Im Jahre 1277 wurde das Dorf erstmals in einer Urkunde als Golenbeke erwähnt, 1392 "stede to Golenbeke". Der Ort entstand um die sich hier befindliche Burg der Familie von Rieben. Die Niederungsburg befindet sich in unmittelbarer Nähe zum ehemaligen Gutshof, 200 m südwestlich der Kirche am Rande der sumpfigen Uferzone des Galenbecker Sees. Die Burg bestand aus einer Vor- und einer Hauptburg. Zur Hauptburg gehörte der Turmhügel, der Bergfried und der Wohnturm. Errichtet wurde die Burg in drei Bauphasen. 1236–1250 wurde ein quadratischer Turmhügel von 24 m Seitenlänge errichtet. Dieser war von einem einfachen Graben-Wall-System umgeben. Der Graben stand mit dem Galenbecker See in Verbindung und war somit mit Wasser gefüllt. Auf dem Hügel stand ein hölzerner Turm, den eine Palisade umgab. Diese Anlage fiel den Flammen zum Opfer. Von 1250 bis 1390 wurde ein steinerner, quadratischer Wohnturm errichtet und eine neue Palisade aus Eichenbohlen gebaut.
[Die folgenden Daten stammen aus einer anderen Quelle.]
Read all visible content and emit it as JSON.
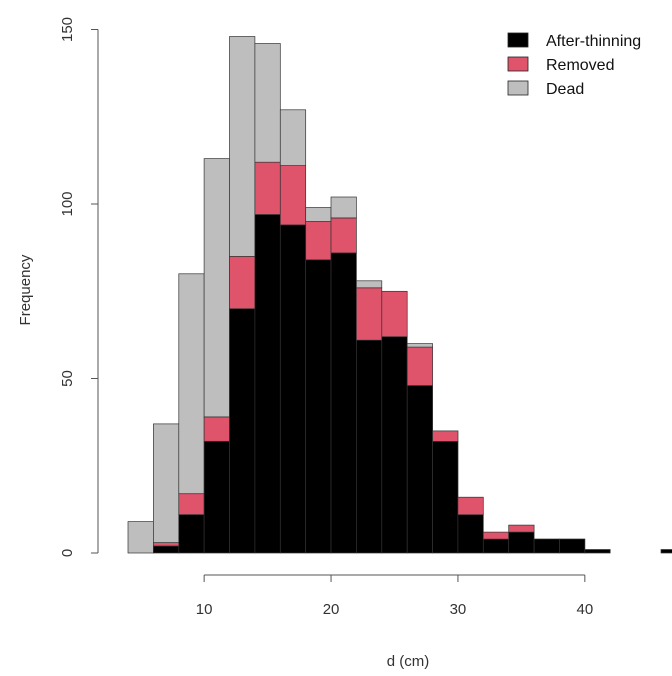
{
  "chart_data": {
    "type": "bar",
    "stacked": true,
    "title": "",
    "xlabel": "d (cm)",
    "ylabel": "Frequency",
    "bin_width": 2,
    "bin_starts": [
      4,
      6,
      8,
      10,
      12,
      14,
      16,
      18,
      20,
      22,
      24,
      26,
      28,
      30,
      32,
      34,
      36,
      38,
      40,
      42,
      44,
      46
    ],
    "x_ticks": [
      10,
      20,
      30,
      40
    ],
    "y_ticks": [
      0,
      50,
      100,
      150
    ],
    "xlim": [
      4,
      46
    ],
    "ylim": [
      0,
      150
    ],
    "grid": false,
    "legend_position": "top-right",
    "series": [
      {
        "name": "After-thinning",
        "color": "#000000",
        "values": [
          0,
          2,
          11,
          32,
          70,
          97,
          94,
          84,
          86,
          61,
          62,
          48,
          32,
          11,
          4,
          6,
          4,
          4,
          1,
          0,
          0,
          1
        ]
      },
      {
        "name": "Removed",
        "color": "#DF536B",
        "values": [
          0,
          1,
          6,
          7,
          15,
          15,
          17,
          11,
          10,
          15,
          13,
          11,
          3,
          5,
          2,
          2,
          0,
          0,
          0,
          0,
          0,
          0
        ]
      },
      {
        "name": "Dead",
        "color": "#BEBEBE",
        "values": [
          9,
          34,
          63,
          74,
          63,
          34,
          16,
          4,
          6,
          2,
          0,
          1,
          0,
          0,
          0,
          0,
          0,
          0,
          0,
          0,
          0,
          0
        ]
      }
    ]
  }
}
In der dritten Bauphase von 1390 bis 1453 wurde der runde Bergfried und der Palas errichtet. Der quadratische Wohnturm wurde z. T. abgetragen. In die Mauerstärke des Wohnturmes wurde eine Treppe eingebrochen. Dadurch diente der Rest des Turmes als Treppenturm für den Palas zum Aufstieg zum runden Bergfried, der über eine Holzbrücke vom Wohnturm aus zu erreichen war, sowie im unteren Teil als Keller. Ein Stralsunder Bürgeraufstand eroberte und zerstörte 1453 die Befestigungsanlagen der Burg. Heute sind nur noch Reste der Umfassungsgräben und des runden Bergfrieds aus Back- und Feldstein erhalten.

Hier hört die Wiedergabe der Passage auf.